È stata inoltre respinta anche l’azione dell’associazione WWF Savona, ritenuta priva di legittimazione nel giudizio.
“È una sentenza importante - dichiarano il sindaco Giancarlo Canepa e l’assessore all’Urbanistica Alessio D’Ascenzo- che mette nero su bianco un principio semplice: i Comuni hanno il diritto/dovere di pianificare il proprio territorio nel rispetto delle regole, ma senza dover subire interpretazioni rigide, illogiche e spesso scollegate dalla realtà.

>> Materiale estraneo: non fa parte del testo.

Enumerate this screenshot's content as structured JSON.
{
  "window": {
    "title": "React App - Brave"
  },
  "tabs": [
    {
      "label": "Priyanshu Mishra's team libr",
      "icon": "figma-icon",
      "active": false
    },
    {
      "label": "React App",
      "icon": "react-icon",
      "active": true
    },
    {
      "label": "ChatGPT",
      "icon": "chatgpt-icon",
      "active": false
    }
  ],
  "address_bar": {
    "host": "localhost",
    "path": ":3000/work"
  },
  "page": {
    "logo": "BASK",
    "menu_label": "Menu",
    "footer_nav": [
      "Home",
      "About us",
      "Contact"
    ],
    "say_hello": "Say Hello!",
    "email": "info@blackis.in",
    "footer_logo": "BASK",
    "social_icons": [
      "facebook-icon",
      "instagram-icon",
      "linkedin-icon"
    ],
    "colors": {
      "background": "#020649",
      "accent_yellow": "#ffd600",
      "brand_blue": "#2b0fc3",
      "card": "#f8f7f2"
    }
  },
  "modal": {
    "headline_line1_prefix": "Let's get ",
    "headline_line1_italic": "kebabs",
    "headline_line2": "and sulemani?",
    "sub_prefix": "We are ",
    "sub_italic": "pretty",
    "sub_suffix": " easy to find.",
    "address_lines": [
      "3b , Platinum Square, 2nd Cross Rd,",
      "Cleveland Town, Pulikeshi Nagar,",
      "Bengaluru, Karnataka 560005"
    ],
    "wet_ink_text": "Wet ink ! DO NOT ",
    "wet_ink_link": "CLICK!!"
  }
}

Il Consiglio di Stato ci ha dato ragione su tutta la linea confermando la precedente sentenza del TAR. È dal 2017 che abbiamo avviato l’iter finale di approvazione del PUC che avevamo ereditato e, rispetto al quale, avevamo addirittura dimezzato la previsione edificatoria nel rispetto del minor consumo di suolo e per cercare di renderlo uno strumento equilibrato che contemperasse sviluppo, sicurezza e sostenibilità ambientale e al fine di poter programmare interventi a condizione che siano accompagnati da opere di messa in sicurezza dal punto di vista idrogeologico. Resta il rammarico per alcuni importanti interventi di riqualificazione rimasti fermi al palo, su tutti l’ex Oleificio Roveraro, che se si fosse approvato il PUC nel 2020, probabilmente oggi sarebbero già stati avviati. Ci auguriamo, in ogni caso, che il costruttivo percorso intrapreso con i tecnici regionali che è andato avanti nonostante le vicende giudiziarie, possa proseguire anche con la disponibilità e le aperture, che non sono mai mancate, da parte dell’assessore Marco Scajola”.
La sentenza conferma la legittimità dell’operato del Comune e riapre la strada all’attuazione del PUC, nel rispetto delle norme ma anche dell’autonomia pianificatoria dell’ente locale.
Per il Comune di Borghetto è la seconda sentenza favorevole del Consiglio di Stato in pochi giorni. Qualche giorno fa il Tribunale aveva confermato, anche in questo caso, la sentenza del TAR Liguria a favore del Comune nei confronti di un soggetto privato, per il versamento di circa 240 mila euro di fondi FORPA destinati all’edilizia sociale.
In entrambe le cause, il Comune era rappresentato dall’avvocato Paolo Gaggero.